In the GCSE system in England and Wales, science at GCSE level is studied through Biology, Chemistry and Physics.

==Double Award==
Assessment in Combined Science results in two GCSEs. Those with GCSEs in Combined Science can progress to A Levels in all of the three natural science subjects. Prior to this, around 1996, Combined Science GCSEs were available as an alternative to three separate Sciences for many exam boards.

Candidates aiming for the Combined Science double award can take exams at either Higher Tier (HT) or Foundation Tier (FT) level.

AQA offer two different specifications entitled Synergy and Trilogy.

==Triple Award==
Triple Award Science, commonly referred to as Triple Science, results in three separate GCSEs in Biology, Chemistry and Physics and provides the broadest coverage of the main three science subjects at GCSE level.
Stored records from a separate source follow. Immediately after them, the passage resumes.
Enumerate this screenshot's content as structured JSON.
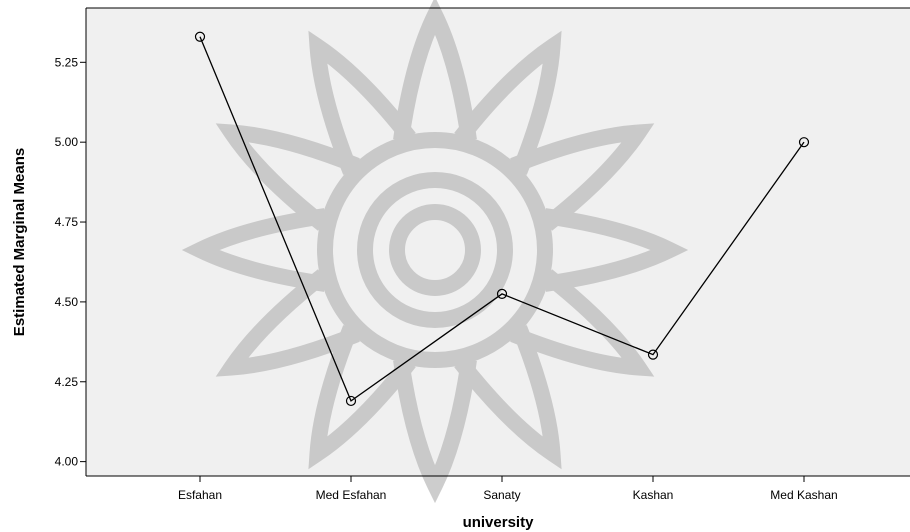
{
  "chart_data": {
    "type": "line",
    "categories": [
      "Esfahan",
      "Med Esfahan",
      "Sanaty",
      "Kashan",
      "Med Kashan"
    ],
    "series": [
      {
        "values": [
          5.33,
          4.19,
          4.525,
          4.335,
          5.0
        ]
      }
    ],
    "title": "",
    "xlabel": "university",
    "ylabel": "Estimated Marginal Means",
    "ylim": [
      3.955,
      5.42
    ],
    "yticks": [
      4.0,
      4.25,
      4.5,
      4.75,
      5.0,
      5.25
    ],
    "ytick_labels": [
      "4.00",
      "4.25",
      "4.50",
      "4.75",
      "5.00",
      "5.25"
    ],
    "grid": false,
    "legend": "none",
    "colors": {
      "line": "#000000",
      "plot_bg": "#f0f0f0",
      "watermark": "#bdbdbd"
    }
  }
}
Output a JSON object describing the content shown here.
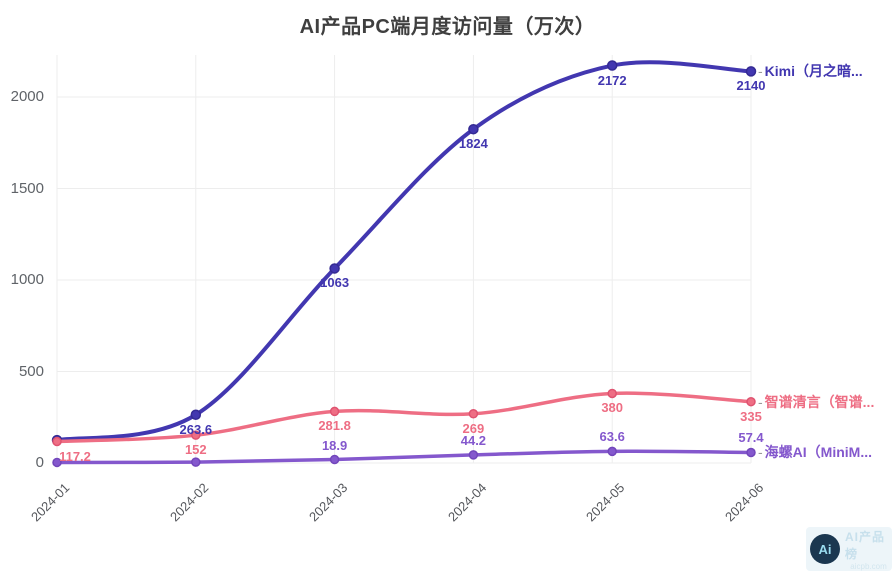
{
  "title": "AI产品PC端月度访问量（万次）",
  "watermark": {
    "logo_text": "Ai",
    "line1": "AI产品榜",
    "line2": "aicpb.com"
  },
  "chart_data": {
    "type": "line",
    "title": "AI产品PC端月度访问量（万次）",
    "x": [
      "2024-01",
      "2024-02",
      "2024-03",
      "2024-04",
      "2024-05",
      "2024-06"
    ],
    "series": [
      {
        "name": "Kimi（月之暗...",
        "color": "#4237b0",
        "point_stroke": "#342a93",
        "line_width": 4,
        "values": [
          125,
          263.6,
          1063,
          1824,
          2172,
          2140
        ],
        "labels": [
          null,
          "263.6",
          "1063",
          "1824",
          "2172",
          "2140"
        ],
        "label_side": "below"
      },
      {
        "name": "智谱清言（智谱...",
        "color": "#ee6e84",
        "point_stroke": "#df5370",
        "line_width": 3.5,
        "values": [
          117.2,
          152,
          281.8,
          269,
          380,
          335
        ],
        "labels": [
          {
            "text": "117.2",
            "dx": 18
          },
          "152",
          "281.8",
          "269",
          "380",
          "335"
        ],
        "label_side": "below"
      },
      {
        "name": "海螺AI（MiniM...",
        "color": "#8458cd",
        "point_stroke": "#7246bb",
        "line_width": 3.5,
        "values": [
          3,
          5,
          18.9,
          44.2,
          63.6,
          57.4
        ],
        "labels": [
          null,
          null,
          "18.9",
          "44.2",
          "63.6",
          "57.4"
        ],
        "label_side": "above"
      }
    ],
    "y_ticks": [
      0,
      500,
      1000,
      1500,
      2000
    ],
    "ylim": [
      0,
      2200
    ],
    "xlabel": "",
    "ylabel": "",
    "smooth": true,
    "grid": true,
    "grid_color": "#ededed",
    "axis_label_color": "#5f6368",
    "legend_position": "line-end"
  }
}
The qualifications are offered by the five main awarding bodies in England; AQA, Edexcel, OCR, CIE and Eduqas.

== Concerns ==
In August 2018, Ofqual announced that it had intervened to adjust the GCSE Science grade boundaries for students who had taken the "higher tier" paper in its new double award science exams and performed poorly, due to an excessive number of students in danger of receiving a grade of "U" or "unclassified".

In 2020, Teach First published a report stating that only two female scientists, chemist and crystallographer Rosalind Franklin and paleoanthropologist Mary Leakey, were included in the GCSE Science curriculum, versus 40 male scientists who were named. The report argued that the lack of female role models in the science curriculum was perpetuating gender biases in the profession.